The plan is pragmatic to the point of dullness: start with SMS, work up to low-bandwidth data, leave “streaming TikToks from the desert” to the bigger dreamers. That restraint may save them from AST’s habit of promising 5G from orbit before the satellites even work, but it also makes Lynk sound like a cosmic pager service. Not exactly the kind of branding that lures venture capital in 2025.

Money has always been the weak spot. Unlike AST, they don’t have Vodafone or AT&T bankrolling them. Unlike SpaceX, they don’t have a launch company to subsidize them. For a while it looked like Lynk would end up another clever demo swallowed by bankruptcy court. Then SES wandered in with its checkbook. SES not only dropped cash into Lynk’s Series B, it also offered the kind of infrastructure a startup can’t buy: teleport access, command links, and the global sales channels of a serious operator. Intelsat, before being folded into SES, also shoved some money into Lynk, which means the world’s two most jaded GEO incumbents both independently decided this startup was their ticket to relevance. After the merger, that awkward triangle turned into SES investing in itself twice.

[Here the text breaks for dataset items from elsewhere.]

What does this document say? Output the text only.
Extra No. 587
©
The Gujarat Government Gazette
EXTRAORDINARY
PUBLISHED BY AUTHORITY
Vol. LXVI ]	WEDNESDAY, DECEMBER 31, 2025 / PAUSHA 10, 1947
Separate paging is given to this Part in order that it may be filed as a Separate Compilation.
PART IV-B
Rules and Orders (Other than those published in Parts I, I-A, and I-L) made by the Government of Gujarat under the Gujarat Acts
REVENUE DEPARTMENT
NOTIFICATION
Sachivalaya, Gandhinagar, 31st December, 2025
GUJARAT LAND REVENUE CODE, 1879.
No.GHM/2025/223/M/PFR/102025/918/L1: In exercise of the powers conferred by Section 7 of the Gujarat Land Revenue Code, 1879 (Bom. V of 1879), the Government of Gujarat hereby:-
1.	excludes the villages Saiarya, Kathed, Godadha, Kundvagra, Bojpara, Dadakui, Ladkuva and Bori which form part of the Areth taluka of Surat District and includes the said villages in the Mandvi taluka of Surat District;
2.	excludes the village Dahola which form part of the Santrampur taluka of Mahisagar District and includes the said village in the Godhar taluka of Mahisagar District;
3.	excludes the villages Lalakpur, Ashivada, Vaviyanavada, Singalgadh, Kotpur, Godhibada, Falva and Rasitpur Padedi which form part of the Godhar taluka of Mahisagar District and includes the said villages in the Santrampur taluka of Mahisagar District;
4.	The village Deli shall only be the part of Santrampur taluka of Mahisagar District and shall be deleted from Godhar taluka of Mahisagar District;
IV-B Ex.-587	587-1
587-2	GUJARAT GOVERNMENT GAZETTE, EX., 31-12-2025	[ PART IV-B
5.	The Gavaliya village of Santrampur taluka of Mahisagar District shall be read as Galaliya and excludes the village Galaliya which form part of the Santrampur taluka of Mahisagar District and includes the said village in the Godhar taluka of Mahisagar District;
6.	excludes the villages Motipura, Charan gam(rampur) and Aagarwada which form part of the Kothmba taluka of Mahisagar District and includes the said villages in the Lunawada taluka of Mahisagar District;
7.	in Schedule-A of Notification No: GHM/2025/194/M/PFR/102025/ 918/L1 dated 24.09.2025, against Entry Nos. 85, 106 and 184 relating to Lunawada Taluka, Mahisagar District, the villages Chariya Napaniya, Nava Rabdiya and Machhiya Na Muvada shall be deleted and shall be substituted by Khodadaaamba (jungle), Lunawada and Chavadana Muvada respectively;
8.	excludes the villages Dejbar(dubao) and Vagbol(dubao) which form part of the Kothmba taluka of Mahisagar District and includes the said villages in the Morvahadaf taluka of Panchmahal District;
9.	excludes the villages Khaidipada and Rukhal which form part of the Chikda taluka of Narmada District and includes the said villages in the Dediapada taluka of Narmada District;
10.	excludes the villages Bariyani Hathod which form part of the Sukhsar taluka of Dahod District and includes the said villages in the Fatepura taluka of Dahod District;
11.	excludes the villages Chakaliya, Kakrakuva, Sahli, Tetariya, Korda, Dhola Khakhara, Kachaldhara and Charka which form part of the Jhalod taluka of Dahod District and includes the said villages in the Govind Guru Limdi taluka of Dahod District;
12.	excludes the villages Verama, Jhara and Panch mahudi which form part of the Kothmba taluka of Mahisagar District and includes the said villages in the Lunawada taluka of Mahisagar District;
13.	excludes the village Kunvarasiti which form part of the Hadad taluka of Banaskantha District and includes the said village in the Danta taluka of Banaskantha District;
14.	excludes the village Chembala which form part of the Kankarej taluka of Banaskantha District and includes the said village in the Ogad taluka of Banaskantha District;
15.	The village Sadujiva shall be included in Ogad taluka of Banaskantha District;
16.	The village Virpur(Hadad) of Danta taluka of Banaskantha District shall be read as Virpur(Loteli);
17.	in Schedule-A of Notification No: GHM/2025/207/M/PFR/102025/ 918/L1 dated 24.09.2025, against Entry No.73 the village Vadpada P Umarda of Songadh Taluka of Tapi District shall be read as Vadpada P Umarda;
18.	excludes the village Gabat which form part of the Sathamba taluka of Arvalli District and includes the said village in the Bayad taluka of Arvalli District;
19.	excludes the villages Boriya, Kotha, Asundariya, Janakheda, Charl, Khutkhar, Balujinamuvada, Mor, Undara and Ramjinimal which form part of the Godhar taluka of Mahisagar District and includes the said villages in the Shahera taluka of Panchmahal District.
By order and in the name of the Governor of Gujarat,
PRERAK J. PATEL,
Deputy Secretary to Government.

That partnership changes the picture. Lynk now has industrial backing, regulatory cover, and a distribution pipeline to governments and MNOs. In other words, it went from insurgent to house pet. Useful, maybe even profitable, but no longer quite as scrappy. SES gets to say it’s in the direct-to-device race without actually inventing anything, and Lynk gets to ride SES’s orbit-clogging bureaucracy to scale. Everyone wins except the competitors who were counting on Lynk to stay small and underfunded.

So Lynk today is less “pirate radio in space” and more “satellite roaming partner with corporate babysitters.” It proved the concept, but whether it becomes a global utility or just a feature baked into SES service packages depends on how long it can keep its identity before the mothership absorbs it entirely. Either way, it’s already done more with a handful of cubesats than most GEO dinosaurs managed with fleets of billion-dollar buses.